Yaşadığımız toplumun, kimliğimizi ve kişiliğimizi oluşturma sürecindeki katkısı şüphesiz çok büyüktür. Hatta toplumsal kimliğimizden bağımsız düşünebileceğimiz salt kimliklerimizin olduğu bile şüphelidir. Kimlik, büyük ölçüde toplumsal etkileşimler ve aidiyetler üzerinden inşa edilir. Dil, kültür, din, cinsiyet, etnik köken, sınıf gibi unsurlar, bireyin kendini tanımlamasında ve başkaları tarafından tanınmasında belirleyici rol oynar. Örneğin, bir birey kendisini “Türk’’, “Müslüman’’, “kadın" veya “erkek’’ olarak tanımladığında aslında bu kimliklerin hepsi toplumsal bağlamda şekillenmiş olur.  Dolayısıyla toplumsal kimliklerden tamamen bağımsız bir kimlik yaratmak oldukça güçtür.

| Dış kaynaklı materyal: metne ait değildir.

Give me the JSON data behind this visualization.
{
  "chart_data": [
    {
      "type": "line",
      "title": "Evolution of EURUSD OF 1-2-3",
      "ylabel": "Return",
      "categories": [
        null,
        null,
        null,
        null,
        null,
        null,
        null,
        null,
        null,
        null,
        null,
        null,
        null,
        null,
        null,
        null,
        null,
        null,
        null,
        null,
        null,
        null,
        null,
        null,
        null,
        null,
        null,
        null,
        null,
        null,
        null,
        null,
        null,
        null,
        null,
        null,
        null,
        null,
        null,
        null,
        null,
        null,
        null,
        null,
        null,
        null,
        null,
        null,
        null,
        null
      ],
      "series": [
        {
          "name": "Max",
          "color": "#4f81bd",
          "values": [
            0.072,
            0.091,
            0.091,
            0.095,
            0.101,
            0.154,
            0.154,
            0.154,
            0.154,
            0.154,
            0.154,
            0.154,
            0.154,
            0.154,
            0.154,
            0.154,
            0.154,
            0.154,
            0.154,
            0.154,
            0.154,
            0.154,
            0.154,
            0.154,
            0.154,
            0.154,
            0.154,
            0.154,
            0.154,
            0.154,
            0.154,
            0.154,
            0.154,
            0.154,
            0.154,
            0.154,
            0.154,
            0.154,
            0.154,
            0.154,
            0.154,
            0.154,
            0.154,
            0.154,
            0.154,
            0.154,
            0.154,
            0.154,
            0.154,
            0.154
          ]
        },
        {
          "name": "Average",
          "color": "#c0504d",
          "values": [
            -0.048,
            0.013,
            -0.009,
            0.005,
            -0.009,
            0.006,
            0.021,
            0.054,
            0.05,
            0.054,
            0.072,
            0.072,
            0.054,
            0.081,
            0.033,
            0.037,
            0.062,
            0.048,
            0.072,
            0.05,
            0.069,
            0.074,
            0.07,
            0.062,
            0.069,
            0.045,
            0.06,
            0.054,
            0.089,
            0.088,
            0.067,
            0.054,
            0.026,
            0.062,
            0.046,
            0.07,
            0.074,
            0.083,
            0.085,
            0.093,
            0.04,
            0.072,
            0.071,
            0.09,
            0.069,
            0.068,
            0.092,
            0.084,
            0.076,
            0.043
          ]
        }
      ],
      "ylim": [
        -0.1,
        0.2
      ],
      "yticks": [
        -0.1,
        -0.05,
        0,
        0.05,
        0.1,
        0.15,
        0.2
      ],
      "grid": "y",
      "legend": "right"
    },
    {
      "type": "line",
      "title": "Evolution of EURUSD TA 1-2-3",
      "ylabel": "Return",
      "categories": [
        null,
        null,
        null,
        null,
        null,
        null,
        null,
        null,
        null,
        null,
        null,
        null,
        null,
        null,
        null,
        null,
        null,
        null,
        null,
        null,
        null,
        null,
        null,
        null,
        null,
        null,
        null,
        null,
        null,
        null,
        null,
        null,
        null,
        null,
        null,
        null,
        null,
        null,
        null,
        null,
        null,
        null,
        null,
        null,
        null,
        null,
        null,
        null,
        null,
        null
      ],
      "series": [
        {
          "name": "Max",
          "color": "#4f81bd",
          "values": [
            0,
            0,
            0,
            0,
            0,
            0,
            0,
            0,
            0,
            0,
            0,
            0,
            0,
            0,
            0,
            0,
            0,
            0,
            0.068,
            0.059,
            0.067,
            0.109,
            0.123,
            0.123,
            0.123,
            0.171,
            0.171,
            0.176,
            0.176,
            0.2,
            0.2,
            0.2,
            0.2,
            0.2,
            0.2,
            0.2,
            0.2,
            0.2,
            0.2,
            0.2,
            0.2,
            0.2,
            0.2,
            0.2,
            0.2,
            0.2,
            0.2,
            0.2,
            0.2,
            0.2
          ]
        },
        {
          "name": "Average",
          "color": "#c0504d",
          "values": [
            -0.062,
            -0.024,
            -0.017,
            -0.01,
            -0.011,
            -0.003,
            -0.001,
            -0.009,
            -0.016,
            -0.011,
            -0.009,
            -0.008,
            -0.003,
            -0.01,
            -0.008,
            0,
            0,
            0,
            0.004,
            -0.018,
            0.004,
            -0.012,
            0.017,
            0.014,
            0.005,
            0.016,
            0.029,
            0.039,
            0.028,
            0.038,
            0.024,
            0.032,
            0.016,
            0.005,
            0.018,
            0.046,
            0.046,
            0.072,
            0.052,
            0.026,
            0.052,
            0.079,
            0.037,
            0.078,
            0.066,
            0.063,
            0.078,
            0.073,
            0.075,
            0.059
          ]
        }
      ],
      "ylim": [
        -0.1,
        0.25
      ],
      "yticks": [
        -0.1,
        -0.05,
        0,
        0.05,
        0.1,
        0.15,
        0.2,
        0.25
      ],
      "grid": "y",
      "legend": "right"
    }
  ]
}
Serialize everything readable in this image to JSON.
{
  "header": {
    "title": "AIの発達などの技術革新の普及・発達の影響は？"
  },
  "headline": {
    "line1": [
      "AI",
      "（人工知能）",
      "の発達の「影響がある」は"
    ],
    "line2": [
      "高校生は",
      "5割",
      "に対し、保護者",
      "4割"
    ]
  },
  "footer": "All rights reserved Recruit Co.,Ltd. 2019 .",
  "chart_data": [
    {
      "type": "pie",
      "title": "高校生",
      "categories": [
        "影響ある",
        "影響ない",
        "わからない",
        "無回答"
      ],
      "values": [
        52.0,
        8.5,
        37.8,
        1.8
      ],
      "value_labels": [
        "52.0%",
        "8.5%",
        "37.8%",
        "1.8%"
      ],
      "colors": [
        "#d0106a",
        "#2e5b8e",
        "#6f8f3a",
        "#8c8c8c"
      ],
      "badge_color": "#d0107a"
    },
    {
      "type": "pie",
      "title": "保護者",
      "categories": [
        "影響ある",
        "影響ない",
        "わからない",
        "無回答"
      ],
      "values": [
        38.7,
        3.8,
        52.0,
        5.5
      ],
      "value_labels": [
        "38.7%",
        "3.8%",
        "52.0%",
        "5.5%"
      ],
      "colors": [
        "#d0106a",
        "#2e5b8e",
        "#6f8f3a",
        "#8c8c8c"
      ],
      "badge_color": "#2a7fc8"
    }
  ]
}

Peki o zaman bizi biz yapan şey nedir? Doğduğumuzda kim olduğumuzu biliyor muyuz, yoksa hayatımız boyunca toplumun bize biçtiği rolleri mi oynuyoruz? “Kadın dediğin nazik olur’’, “Erkek dediğin güçlü olur’’ gibi cümleler, gerçekten doğamızın bir parçası mı, yoksa bize ezberletilen roller midir?

Varoluşçuluk, özellikle Jean-Paul Sartre ve Martin Heidegger gibi filozoflar aracılığıyla bu sorulara kafa yoran bir felsefe. Onlara göre kimlik, sabit bir şey değil; her an, her seçimimizle yeniden inşa ettiğimiz bir süreç. Ama mesele şu ki, bazı seçimlerimiz bize ait olmayabilir.

Sartre’a göre insan, doğduğunda herhangi bir belirlenmiş kimliğe sahip değildir. Onun ünlü ifadesiyle ‘‘Varoluş özden önce gelir’’, yani birey önce dünyaya gelir ve kimliğini seçimleriyle kendisi inşa eder. Bu, insanın tam anlamıyla özgür olduğu anlamına gelir. Kimliğimizi biz oluştururuz ve bundan tamamen biz sorumluyuzdur.

Sartre için kimlik, yaptığımız eylemlerden ibarettir. Bir kişi kendini ‘‘cesur’’ olarak tanımlıyorsa, bu cesaret onun doğuştan gelen özelliği değil, cesurca eylemler yapmasının sonucudur.  Sartre’a göre insanlar her an kendilerini yeniden tanımlayabilir ve değiştirebilir. Ancak bu özgürlük aynı zamanda bir sorumluluktur. İnsan kimliğini toplum ya da dışsal etkenler belirlediğinde, aslında kendi varoluşunu inkar etmiş olur.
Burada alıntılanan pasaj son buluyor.